At the wheel drunk and stoned,
I should have ended up a pile of bones, a pile of bones.

But you watched over me,
giving this charmed life one more opportunity,
And then you prayed for me,
when anyone in their right mind would have left me hanging out to dry.

And I’m awestruck you’re such a dumb #$%^,
I’m gonna punish my guardian angel for
letting me live one minute more
Outrageous conduct,
I’m gonna test my luck,
I’m gonna punish my Guardian angel with,
the worst things that I can commit.

For every smoke I ever lit,
For every drink and every hit I took,
put it in your book,
for every little accident,
and every suicide attempt that failed,
just more blackmail.

But you spared, spared me,
Letting this $&@!?#% get away with it scot-free.
And you never abandoned me,
When everything I perpetrate should lead me right down to my fate.

And I’m awestruck you’re such a dumb #$%^,
I’m gonna punish my guardian angel for
letting me live one minute more
Outrageous conduct,
I’m gonna test my luck,
I’m gonna punish my Guardian angel with,
the worst things that I can commit.
The worst things that I can commit.
The worst things that I can commit.

And every time I feel even a little bit guilty,
I think of the sorry bastard who wasn’t so lucky,
So I blame you for the pain that I tried to escape,
I blame you for every heart I hurt, all my mistakes.
So give it up and don’t bother,
don’t waste your prayers on this clown.
One of these days I know you’ll let me down.

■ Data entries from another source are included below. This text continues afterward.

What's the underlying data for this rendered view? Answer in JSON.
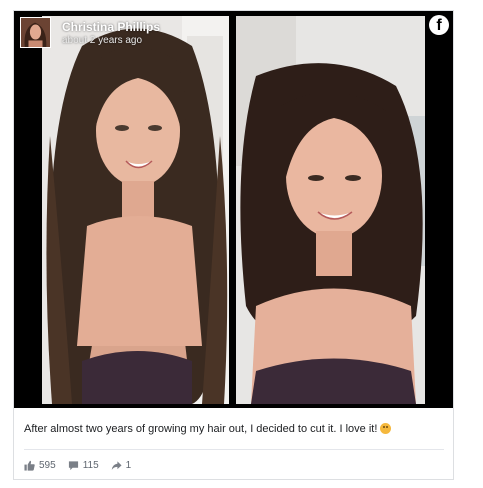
{
  "post": {
    "author_name": "Christina Phillips",
    "timestamp": "about 2 years ago",
    "caption": "After almost two years of growing my hair out, I decided to cut it. I love it!",
    "caption_emoji": "winking-face-emoji",
    "brand_icon": "facebook-logo-icon"
  },
  "stats": {
    "likes": "595",
    "comments": "115",
    "shares": "1"
  },
  "colors": {
    "media_background": "#000000",
    "caption_text": "#1c1e21",
    "stats_text": "#606770",
    "divider": "#e4e6eb"
  }
}
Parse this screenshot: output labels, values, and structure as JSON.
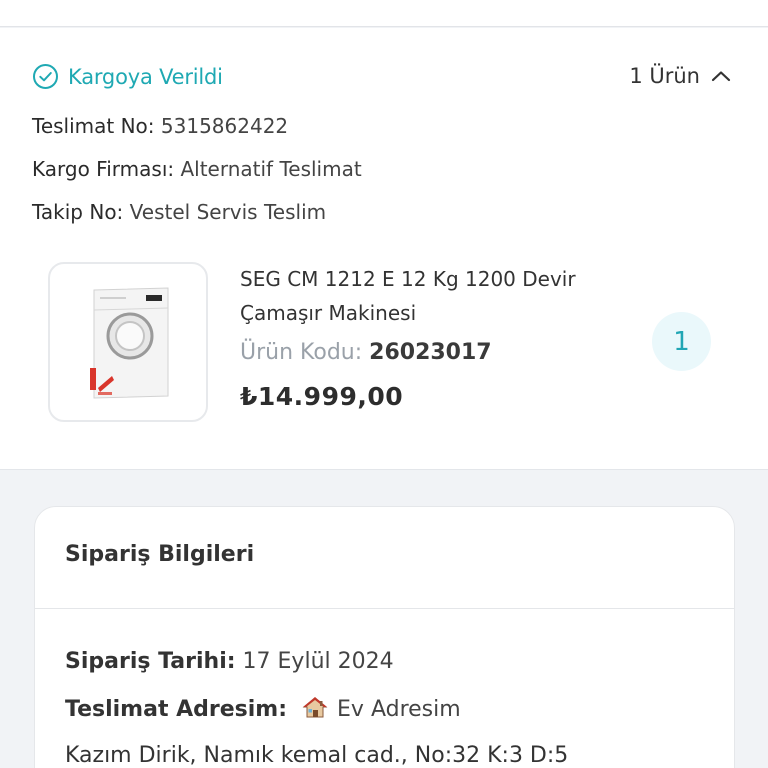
{
  "shipment": {
    "status": "Kargoya Verildi",
    "item_count": "1 Ürün",
    "delivery_no_label": "Teslimat No:",
    "delivery_no": "5315862422",
    "carrier_label": "Kargo Firması:",
    "carrier": "Alternatif Teslimat",
    "tracking_label": "Takip No:",
    "tracking": "Vestel Servis Teslim"
  },
  "product": {
    "name": "SEG CM 1212 E 12 Kg 1200 Devir Çamaşır Makinesi",
    "code_label": "Ürün Kodu:",
    "code": "26023017",
    "price": "₺14.999,00",
    "quantity": "1"
  },
  "order": {
    "title": "Sipariş Bilgileri",
    "date_label": "Sipariş Tarihi:",
    "date": "17 Eylül 2024",
    "address_label": "Teslimat Adresim:",
    "address_name": "Ev Adresim",
    "address_line": "Kazım Dirik, Namık kemal cad., No:32 K:3 D:5"
  },
  "colors": {
    "accent": "#1fa9b3",
    "badge_bg": "#eaf8fb",
    "page_bg": "#f1f3f6"
  },
  "icons": {
    "status": "check-circle-icon",
    "toggle": "chevron-up-icon",
    "address": "house-icon"
  }
}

And I’m awestruck you’re such a dumb #$%^,
I’m gonna punish my guardian angel for
letting me live one minute more
Outrageous conduct,
I’m gonna test my luck,
I’m gonna punish my Guardian angel with,
the worst things that I can commit.
And I’m awestruck you’re such a dumb #$%^,
I relish every blasphemy, there’s nothing left here to redeem,
Outrageous conduct,
I’m gonna test my luck,
I am the soul you tried to save but I just want to make you pay.

I’m gonna punish my guardian angel, I’ll punish my guardian angel.
I’m gonna punish my guardian angel, I’ll punish my guardian angel.